拓人くんが本当に好きな人は誰なんですか。



「……………桃子ちゃん、桃子ちゃんは納得してる?この結婚。」


沈黙を破ったのは、拓人くんだった。


納得してるどころか、感謝してる。


でも、拓人くんは、婚約破棄したいのかもしれない。


私がそんなこと言ったら、婚約破棄しにくくなるだろうな……




「お父様達が決めたことだから、私は何とも。…………拓人くんは?納得してない……の?」


拓人くんの顔を見れなくて、私は視線を下に向けた。




「………僕は、好きな人がいるんだ。だから、彼女と結婚したい」




駄目だ、泣き出してしまいそうだ。




「そうなんですか…」




「だから、僕のことを、好きになってほしい、桃子ちゃん」





…………………え?




「………わ、私………?」


「たぶん僕は、初めて会った日から君のことが好きだったんだ。

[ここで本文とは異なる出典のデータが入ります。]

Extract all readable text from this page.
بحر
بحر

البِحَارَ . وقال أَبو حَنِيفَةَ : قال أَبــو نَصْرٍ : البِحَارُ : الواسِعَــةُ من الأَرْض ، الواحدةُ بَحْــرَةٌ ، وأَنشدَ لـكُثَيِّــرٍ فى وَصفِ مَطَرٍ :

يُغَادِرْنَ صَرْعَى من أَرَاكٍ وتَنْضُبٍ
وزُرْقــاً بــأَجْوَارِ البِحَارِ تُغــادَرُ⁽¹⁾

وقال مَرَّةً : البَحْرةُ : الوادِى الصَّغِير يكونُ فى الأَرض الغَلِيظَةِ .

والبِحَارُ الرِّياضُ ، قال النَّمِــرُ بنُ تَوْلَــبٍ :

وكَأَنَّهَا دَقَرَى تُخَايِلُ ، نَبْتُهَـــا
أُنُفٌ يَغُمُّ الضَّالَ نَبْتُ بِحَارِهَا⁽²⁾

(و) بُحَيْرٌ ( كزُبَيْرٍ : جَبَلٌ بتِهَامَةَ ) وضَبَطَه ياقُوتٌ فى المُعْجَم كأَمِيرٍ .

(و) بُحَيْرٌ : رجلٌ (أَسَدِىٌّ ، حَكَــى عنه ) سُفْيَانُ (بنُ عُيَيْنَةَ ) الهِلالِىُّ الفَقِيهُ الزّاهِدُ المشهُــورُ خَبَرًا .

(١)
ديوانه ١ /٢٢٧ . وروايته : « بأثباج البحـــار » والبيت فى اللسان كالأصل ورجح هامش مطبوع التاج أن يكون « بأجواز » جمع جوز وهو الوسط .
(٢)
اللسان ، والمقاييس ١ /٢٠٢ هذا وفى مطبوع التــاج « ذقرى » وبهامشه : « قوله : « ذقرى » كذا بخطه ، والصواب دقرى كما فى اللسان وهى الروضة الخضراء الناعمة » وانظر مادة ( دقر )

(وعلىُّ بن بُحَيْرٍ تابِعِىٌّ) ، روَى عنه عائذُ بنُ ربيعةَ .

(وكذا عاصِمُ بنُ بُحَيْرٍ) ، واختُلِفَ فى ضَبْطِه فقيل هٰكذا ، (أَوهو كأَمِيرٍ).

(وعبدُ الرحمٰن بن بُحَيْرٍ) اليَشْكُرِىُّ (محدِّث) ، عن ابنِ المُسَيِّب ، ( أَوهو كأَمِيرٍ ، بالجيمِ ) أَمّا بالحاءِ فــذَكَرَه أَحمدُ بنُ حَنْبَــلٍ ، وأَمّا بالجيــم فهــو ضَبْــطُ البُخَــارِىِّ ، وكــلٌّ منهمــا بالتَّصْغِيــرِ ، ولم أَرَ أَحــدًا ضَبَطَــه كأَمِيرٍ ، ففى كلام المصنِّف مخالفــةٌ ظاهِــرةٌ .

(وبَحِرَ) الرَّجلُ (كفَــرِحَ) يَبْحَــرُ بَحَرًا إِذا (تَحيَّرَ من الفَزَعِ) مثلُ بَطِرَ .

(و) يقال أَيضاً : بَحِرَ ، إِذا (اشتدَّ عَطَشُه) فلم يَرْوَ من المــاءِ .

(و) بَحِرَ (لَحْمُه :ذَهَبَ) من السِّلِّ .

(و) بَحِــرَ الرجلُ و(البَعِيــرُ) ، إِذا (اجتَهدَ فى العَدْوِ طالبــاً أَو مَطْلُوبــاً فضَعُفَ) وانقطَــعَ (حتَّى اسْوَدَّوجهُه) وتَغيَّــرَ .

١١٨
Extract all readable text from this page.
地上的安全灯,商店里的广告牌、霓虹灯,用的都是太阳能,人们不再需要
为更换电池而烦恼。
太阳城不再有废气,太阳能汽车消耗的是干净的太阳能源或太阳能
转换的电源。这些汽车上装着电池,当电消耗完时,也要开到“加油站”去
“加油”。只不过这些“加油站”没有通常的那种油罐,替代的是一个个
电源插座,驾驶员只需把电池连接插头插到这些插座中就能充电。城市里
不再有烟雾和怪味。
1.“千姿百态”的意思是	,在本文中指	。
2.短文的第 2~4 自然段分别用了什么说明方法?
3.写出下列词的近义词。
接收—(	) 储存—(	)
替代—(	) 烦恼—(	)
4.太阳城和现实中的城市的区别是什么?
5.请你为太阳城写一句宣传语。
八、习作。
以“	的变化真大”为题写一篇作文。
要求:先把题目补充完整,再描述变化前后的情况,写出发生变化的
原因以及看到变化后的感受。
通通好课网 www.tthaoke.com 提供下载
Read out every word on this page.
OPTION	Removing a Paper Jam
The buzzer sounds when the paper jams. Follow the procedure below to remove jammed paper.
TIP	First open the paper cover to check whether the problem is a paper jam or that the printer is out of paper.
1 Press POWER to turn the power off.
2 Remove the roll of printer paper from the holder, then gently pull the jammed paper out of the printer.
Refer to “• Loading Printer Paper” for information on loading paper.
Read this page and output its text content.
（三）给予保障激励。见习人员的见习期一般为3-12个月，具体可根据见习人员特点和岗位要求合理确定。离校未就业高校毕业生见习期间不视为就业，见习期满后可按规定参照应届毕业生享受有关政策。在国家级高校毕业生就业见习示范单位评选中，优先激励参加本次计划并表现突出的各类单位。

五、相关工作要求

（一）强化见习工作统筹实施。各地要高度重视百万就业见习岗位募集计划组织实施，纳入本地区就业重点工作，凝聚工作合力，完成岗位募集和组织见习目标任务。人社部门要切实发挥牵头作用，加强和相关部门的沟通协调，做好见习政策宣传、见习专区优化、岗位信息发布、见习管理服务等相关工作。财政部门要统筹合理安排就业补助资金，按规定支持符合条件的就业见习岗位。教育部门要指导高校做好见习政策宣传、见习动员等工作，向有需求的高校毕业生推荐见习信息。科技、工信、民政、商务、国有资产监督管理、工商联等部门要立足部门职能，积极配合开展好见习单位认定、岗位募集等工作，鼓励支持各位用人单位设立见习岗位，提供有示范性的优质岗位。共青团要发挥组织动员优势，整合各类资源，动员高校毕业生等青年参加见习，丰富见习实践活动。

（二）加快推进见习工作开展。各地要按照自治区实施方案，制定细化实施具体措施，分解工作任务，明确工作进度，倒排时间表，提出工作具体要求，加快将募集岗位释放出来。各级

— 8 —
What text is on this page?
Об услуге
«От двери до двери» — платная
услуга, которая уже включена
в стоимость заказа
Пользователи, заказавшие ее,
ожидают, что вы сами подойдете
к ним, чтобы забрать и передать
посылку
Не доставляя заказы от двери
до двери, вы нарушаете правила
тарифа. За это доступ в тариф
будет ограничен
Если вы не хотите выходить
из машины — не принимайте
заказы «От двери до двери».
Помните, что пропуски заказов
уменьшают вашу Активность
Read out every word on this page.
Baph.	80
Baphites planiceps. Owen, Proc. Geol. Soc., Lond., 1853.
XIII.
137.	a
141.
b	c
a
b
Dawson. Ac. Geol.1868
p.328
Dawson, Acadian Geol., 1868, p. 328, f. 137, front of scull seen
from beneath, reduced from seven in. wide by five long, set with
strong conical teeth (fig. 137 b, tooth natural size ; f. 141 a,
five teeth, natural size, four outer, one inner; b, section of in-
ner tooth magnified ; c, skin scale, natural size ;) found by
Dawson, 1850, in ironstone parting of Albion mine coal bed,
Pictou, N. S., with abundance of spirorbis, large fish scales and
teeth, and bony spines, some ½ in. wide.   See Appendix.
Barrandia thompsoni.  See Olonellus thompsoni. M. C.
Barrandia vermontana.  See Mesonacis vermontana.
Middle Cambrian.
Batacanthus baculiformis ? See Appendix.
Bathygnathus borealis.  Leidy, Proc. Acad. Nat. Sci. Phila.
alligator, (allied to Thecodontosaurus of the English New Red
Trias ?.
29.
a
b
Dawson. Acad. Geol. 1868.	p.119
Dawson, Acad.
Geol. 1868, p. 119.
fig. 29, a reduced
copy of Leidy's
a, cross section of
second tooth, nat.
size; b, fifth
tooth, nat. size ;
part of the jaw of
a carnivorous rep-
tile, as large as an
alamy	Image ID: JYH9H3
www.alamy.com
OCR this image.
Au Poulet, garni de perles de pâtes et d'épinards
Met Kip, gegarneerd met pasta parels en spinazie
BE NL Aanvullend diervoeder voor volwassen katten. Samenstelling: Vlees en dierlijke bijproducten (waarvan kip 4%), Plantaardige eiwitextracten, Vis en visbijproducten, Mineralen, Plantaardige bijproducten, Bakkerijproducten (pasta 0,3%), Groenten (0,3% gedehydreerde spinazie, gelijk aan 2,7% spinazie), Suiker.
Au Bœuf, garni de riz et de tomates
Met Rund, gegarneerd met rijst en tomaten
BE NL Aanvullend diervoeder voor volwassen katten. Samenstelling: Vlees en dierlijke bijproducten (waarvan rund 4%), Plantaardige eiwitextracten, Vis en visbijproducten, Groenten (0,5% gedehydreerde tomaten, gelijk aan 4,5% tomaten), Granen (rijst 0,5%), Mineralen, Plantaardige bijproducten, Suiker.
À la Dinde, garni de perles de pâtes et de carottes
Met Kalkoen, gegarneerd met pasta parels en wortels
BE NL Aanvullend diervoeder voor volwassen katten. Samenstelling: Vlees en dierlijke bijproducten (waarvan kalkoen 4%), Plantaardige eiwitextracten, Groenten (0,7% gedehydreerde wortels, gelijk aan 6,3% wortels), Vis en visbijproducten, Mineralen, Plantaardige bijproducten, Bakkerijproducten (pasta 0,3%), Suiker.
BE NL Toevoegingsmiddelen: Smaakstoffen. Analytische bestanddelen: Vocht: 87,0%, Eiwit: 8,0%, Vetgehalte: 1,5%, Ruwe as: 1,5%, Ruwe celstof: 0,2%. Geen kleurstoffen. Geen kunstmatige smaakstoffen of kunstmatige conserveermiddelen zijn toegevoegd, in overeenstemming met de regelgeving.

だから、許婚とか、関係なしに僕のことを好きになってほしい。………駄目、かな?」



夢を見ているのかと思った。


これは現実なのだろうか……。



「…私も、私も好きです。許婚とか関係なくて、好きです」



勇気を出して顔をあげると、拓人くんは真っ赤な顔をしていた。




「……本当に?じゃあ、今日から僕達は恋人同士だよ?ただの許婚じゃなくて」


「はい、恋人です」


なんだか恥ずかしくて、私達は二人で笑った。




「あ、これあげる」


拓人くんがポケットから出したのは、モモ味のキャンディー。


「まだ家の桃はならないから、代わりに。家の桃がなったら、食べに来てね」


私はモモ味のキャンディーを受け取って、コクリと頷いた。




燈台桃子17歳、只今とても、幸せです。